Commercial Databases In recent decades, federal agencies have come to increasingly rely on private databases for personal information on all of us. Agencies use them for background checks, fraud prevention, and as part of law enforcement investigations. The problem is that none of the accuracy and reporting requirements of the Privacy Act apply to these private systems. As a result, these databases contain incorrect information and provide individuals with no way to know how they are used or where information is going. The amendment would simply require agencies to do assessments of these systems and disclose how they are used (these are the same assessments they already perform on their own database systems).
Remedies under the Privacy Act In a bad decision from this term, FAA v. Cooper, the Supreme Court held that the victims of Privacy Act violations can recover only for economic harm (not emotional distress) caused by the violation. In Cooper, the Social Security Administration shared the plaintiff’s HIV status with the Federal Aviation Administration and Department of Transportation in violation of Privacy Act. Even though the plaintiff proved that the agencies violated the Privacy Act, the Court concluded that Congress intended through use of the term “actual damages” to limit recovery under the Privacy Act to those suffering economic harm, and the plaintiff was denied damages for his emotional harm. This amendment would allow victims to recover for all provable harms resulting from the disclosure of private personal information, including mental and emotional distress.

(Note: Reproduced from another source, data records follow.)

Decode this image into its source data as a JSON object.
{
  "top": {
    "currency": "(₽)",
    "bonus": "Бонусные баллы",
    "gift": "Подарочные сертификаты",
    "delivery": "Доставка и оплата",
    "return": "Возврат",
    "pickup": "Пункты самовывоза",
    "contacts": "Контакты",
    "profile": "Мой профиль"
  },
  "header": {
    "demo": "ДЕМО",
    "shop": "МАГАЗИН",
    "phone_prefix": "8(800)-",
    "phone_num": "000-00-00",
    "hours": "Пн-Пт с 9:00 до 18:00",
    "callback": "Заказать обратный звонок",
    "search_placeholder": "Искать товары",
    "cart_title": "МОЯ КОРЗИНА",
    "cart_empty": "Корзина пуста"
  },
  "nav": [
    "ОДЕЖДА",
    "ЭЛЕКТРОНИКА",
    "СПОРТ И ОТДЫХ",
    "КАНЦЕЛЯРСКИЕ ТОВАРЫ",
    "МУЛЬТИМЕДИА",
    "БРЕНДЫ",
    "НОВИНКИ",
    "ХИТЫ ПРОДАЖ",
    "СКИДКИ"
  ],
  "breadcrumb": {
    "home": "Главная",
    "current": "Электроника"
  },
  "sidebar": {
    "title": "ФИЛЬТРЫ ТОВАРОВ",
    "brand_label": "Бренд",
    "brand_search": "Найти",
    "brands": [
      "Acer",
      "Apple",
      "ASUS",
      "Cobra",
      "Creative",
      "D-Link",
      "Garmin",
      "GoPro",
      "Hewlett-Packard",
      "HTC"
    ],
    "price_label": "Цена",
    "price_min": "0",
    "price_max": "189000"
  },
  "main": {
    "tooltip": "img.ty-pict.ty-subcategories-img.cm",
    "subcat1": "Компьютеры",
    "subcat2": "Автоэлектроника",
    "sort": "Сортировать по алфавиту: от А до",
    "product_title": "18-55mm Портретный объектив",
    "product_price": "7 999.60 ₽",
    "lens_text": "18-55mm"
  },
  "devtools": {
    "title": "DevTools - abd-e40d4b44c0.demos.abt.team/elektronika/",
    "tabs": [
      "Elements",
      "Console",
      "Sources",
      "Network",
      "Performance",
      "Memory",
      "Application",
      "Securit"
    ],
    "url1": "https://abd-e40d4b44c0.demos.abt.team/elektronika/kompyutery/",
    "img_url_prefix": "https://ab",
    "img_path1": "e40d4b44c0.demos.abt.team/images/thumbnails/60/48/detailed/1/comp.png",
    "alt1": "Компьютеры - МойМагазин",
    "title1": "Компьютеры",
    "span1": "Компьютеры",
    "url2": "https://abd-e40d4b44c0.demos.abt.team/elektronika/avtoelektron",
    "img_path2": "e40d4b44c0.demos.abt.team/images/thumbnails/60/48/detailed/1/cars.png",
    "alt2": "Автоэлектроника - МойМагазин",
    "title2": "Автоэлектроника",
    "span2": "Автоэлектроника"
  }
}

There are still major loopholes to resolve in the Privacy Act. In my testimony next Tuesday I will highlight parts of the law that allow agencies to actually exempt themselves from complying with key components and sidestep others. This has led to many of the national security and law enforcement invasions of privacy we see today. But for now, Senator Akaka has taken a crucial first step to increase transparency and help the victims of violations.